Although it would be all too convenient if our doctors just magically knew when and where to transfer our medical records for us before a move, this is sadly not the case. Transferring medical records is one of those responsibilities to plan for and take care of far enough in advance to make things easy on yourself.
All too often, we encounter hurdles in the US health care system. Requesting documents can be slow, and we do not always receive the answers we want to hear right when we want to hear them. If you are moving, you already have enough to worry about. Don’t make it harder on yourself by forgetting to plan ahead and have your medical records transferred.
Questions to ask
Simple enough, questions to ask yourself – are my records coming from a private practice? If yes, then contact the office directly. Did your doctor leave the practice? That’s okay, your records will still be there. Similarly, if the practice was affiliated with a hospital, the hospital will have your records on file.
Ask your current office what they require from you in the process and how you can make the process go smoothly. Some offices may have different procedures than others when signing off on documents; the last thing you want is to miss a step and have your situation moved to the bottom of the pile.
Similarly, ask the office in your new location how they go about receiving records and what you can do to make the process easiest. Chances are they are going to tell you it can all be taken care of by the other office—but, better safe than sorry!

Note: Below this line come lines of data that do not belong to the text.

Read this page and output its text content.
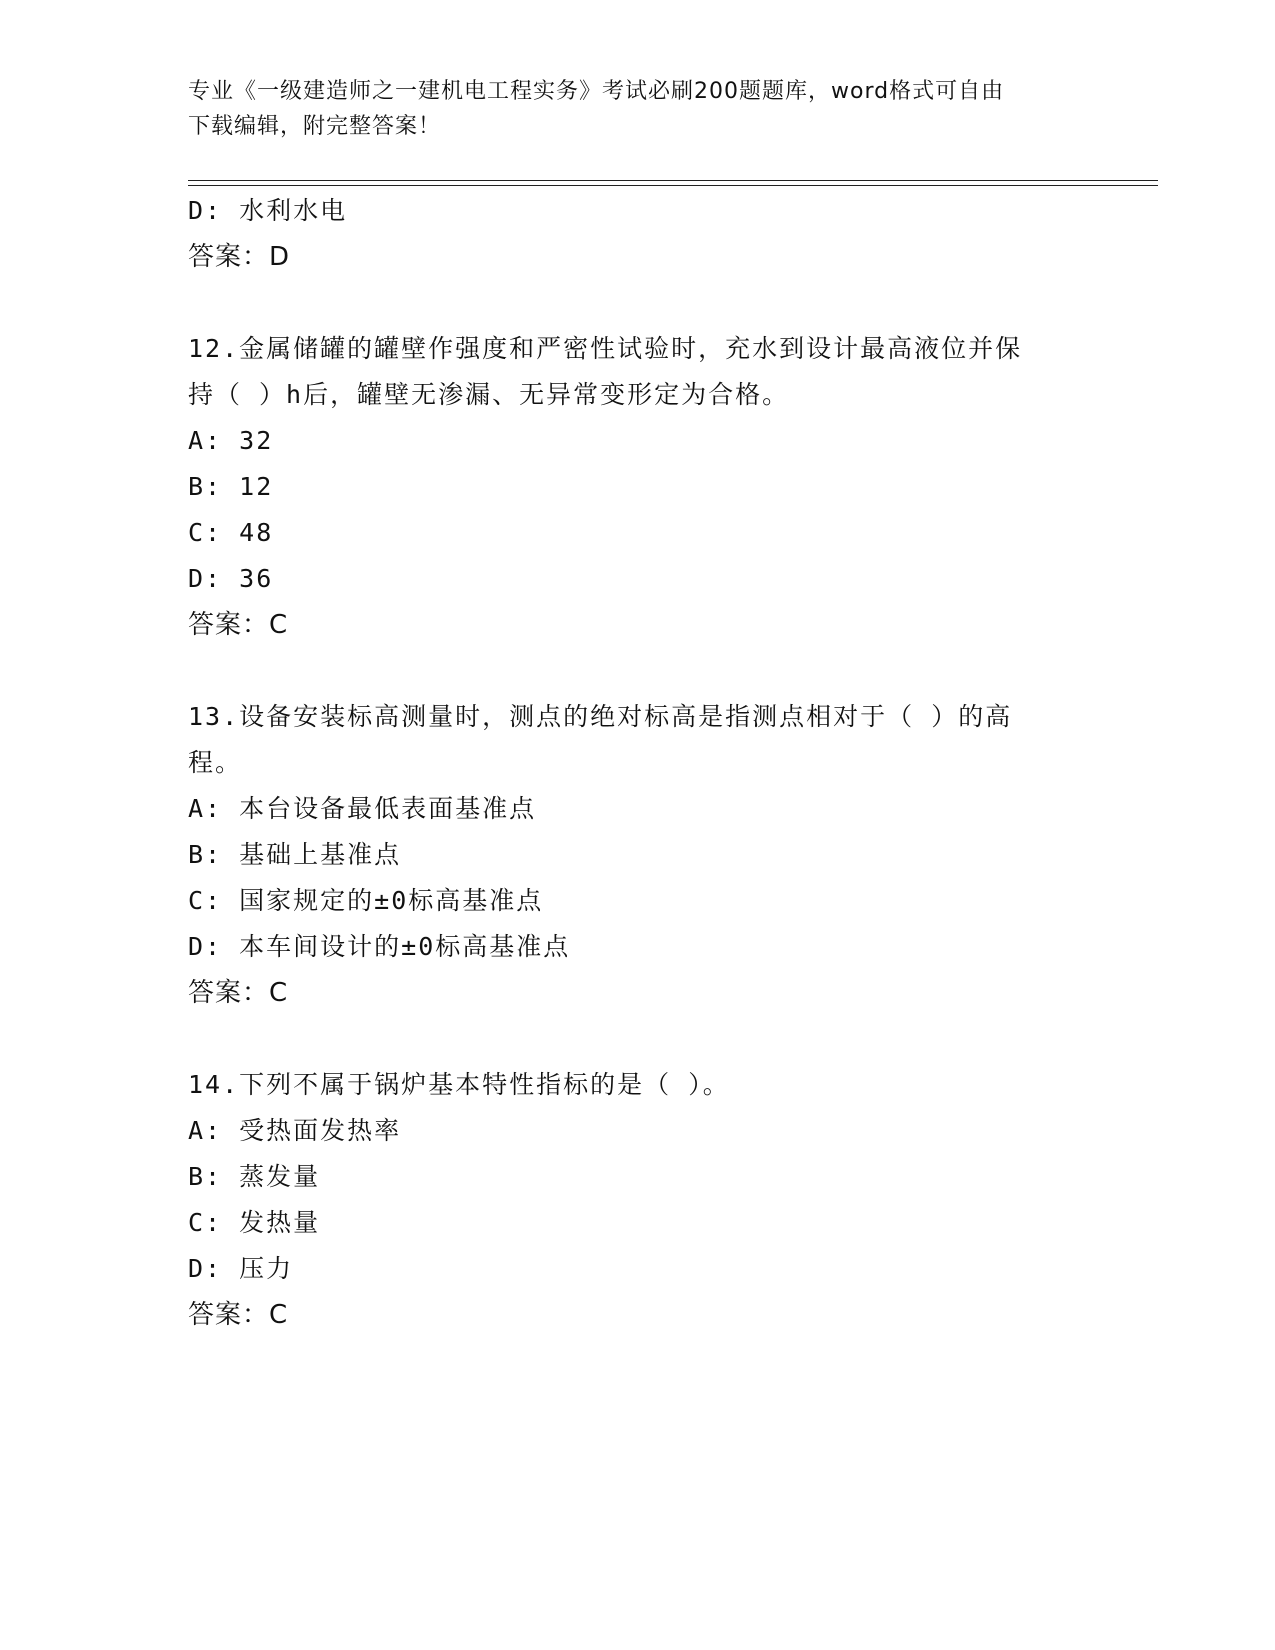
专业《一级建造师之一建机电工程实务》考试必刷200题题库，word格式可自由
下载编辑，附完整答案！
D: 水利水电
答案：D
12.金属储罐的罐壁作强度和严密性试验时，充水到设计最高液位并保
持（ ）h后，罐壁无渗漏、无异常变形定为合格。
A: 32
B: 12
C: 48
D: 36
答案：C
13.设备安装标高测量时，测点的绝对标高是指测点相对于（ ）的高
程。
A: 本台设备最低表面基准点
B: 基础上基准点
C: 国家规定的±0标高基准点
D: 本车间设计的±0标高基准点
答案：C
14.下列不属于锅炉基本特性指标的是（ ）。
A: 受热面发热率
B: 蒸发量
C: 发热量
D: 压力
答案：C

What records does your new specialist require? Depending on your age and your health history, your records could resemble a small manuscript. Since you might be getting charged for the transfer of records, try to find out if your new provider is really interested in the entire stack or just bits and pieces (gotta love saving where you can).
In a perfect world
In a perfect world, you would fill out a form authorizing your medical provider to share all your medical records with another. You would then sign over any legal obligations, and pay any fees resulting in the transfer. The goal from that is your records being sent to your new doctor’s office within a few business days, and you having the bill mailed to you personally. With 2017’s sophisticated 21st century technology, this is likely going to be a lot easier to get done quickly. However, many offices still rely heavily on the fax machine which could slow the process.
Check in regularly to make sure your request is being processed quickly. Thankfully the government doesn’t give health care providers much flexibility when it comes to holding your records. According to the Health Insurance Portability and Accountability Act (HIPAA) they are required to have your request processed and completed in under 30 days. It’s also a good idea to check up on both parties – if your old office claims they sent your records but your new office doesn’t have them, ask for them to be resent.
This process of transferring medical records is a step that absolutely cannot be skipped. Your health should be one of the first things you add to your list of obligations to attend to and take care of when moving, starting with making sure you will be able to get adequate coverage when you are in your new place.